Charles Darwin: The Origin of Species by means of Natural Selection


It appears probable that disuse has been the main agent in rendering organs rudimentary. It would at first lead by slow steps to the more and more complete reduction of a part, until at last it became rudimentary--as in the case of the eyes of animals inhabiting dark caverns, and of the wings of birds inhabiting oceanic islands, which have seldom been forced by beasts of prey to take flight, and have ultimately lost the power of flying. Again, an organ, useful under certain conditions, might become injurious under others, as with the wings of beetles living on small and exposed islands; and in this case natural selection will have aided in reducing the organ, until it was rendered harmless and rudimentary.

Any change in structure and function, which can be effected by small stages, is within the power of natural selection; so that an organ rendered, through changed habits of life, useless or injurious for one purpose, might be modified and used for another purpose.
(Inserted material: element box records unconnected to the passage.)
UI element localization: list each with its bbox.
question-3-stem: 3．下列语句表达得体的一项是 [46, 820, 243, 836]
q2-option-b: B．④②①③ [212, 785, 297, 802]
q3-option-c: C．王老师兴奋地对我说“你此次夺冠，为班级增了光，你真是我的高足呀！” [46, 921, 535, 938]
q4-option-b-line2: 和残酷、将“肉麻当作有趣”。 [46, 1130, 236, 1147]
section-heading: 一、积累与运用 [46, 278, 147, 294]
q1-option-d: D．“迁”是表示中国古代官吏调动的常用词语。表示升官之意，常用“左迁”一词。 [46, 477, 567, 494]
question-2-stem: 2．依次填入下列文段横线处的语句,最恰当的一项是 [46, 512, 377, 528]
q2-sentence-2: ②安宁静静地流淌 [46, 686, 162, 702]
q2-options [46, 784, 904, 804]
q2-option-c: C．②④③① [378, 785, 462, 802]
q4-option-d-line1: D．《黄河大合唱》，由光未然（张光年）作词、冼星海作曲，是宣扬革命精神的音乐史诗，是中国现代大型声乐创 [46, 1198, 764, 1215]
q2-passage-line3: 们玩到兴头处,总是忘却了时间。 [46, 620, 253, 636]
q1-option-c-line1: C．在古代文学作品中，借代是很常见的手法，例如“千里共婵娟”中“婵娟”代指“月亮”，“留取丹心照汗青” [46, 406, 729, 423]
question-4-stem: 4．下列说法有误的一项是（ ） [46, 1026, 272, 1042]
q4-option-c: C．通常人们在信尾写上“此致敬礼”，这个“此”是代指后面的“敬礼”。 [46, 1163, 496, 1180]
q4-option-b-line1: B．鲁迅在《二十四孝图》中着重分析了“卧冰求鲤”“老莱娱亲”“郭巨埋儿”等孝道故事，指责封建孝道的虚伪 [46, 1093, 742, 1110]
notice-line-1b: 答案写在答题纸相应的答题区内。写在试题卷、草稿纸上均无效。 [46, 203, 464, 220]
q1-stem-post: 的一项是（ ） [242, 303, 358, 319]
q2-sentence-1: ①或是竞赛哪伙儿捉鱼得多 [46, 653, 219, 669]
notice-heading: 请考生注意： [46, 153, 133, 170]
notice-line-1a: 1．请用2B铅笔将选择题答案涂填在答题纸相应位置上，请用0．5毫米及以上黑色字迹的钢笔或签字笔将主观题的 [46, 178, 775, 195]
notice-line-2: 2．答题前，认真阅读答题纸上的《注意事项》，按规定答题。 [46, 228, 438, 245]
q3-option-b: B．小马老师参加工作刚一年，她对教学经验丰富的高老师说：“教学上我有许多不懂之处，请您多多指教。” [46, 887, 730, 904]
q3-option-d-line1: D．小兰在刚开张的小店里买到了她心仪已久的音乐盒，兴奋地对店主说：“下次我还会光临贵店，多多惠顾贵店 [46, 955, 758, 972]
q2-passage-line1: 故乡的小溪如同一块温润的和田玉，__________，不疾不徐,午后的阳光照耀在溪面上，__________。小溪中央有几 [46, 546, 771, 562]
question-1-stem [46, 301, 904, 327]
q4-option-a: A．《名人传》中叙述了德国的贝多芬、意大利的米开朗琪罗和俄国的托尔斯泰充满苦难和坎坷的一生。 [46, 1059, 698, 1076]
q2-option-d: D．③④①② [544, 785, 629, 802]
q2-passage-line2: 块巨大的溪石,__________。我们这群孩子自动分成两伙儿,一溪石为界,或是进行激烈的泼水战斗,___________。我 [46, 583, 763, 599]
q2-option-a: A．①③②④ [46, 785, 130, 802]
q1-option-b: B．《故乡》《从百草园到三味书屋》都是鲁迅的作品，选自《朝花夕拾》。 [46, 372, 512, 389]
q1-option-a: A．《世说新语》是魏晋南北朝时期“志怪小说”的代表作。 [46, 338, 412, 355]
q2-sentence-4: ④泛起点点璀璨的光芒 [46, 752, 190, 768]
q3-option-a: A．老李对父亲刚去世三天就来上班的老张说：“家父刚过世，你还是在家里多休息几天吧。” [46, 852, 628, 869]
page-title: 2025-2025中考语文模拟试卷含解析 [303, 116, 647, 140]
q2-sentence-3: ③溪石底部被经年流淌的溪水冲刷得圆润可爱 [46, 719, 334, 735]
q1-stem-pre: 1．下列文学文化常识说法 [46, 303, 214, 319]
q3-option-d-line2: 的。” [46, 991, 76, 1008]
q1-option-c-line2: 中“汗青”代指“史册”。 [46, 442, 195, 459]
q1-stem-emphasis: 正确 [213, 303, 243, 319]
An organ might, also, be retained for one alone of its former functions. Organs, originally formed by the aid of natural selection, when rendered useless may well be variable, for their variations can no longer be checked by natural selection. All this agrees well with what we see under nature. Moreover, at whatever period of life either disuse or selection reduces an organ, and this will generally be when the being has come to maturity and to exert its full powers of action, the principle of inheritance at corresponding ages will tend to reproduce the organ in its reduced state at the same mature age, but will seldom affect it in the embryo. Thus we can understand the greater size of rudimentary organs in the embryo relatively to the adjoining parts, and their lesser relative size in the adult. If, for instance, the digit of an adult animal was used less and less during many generations, owing to some change of habits, or if an organ or gland was less and less functionally exercised, we may infer that it would become reduced in size in the adult descendants of this animal, but would retain nearly its original standard of development in the embryo.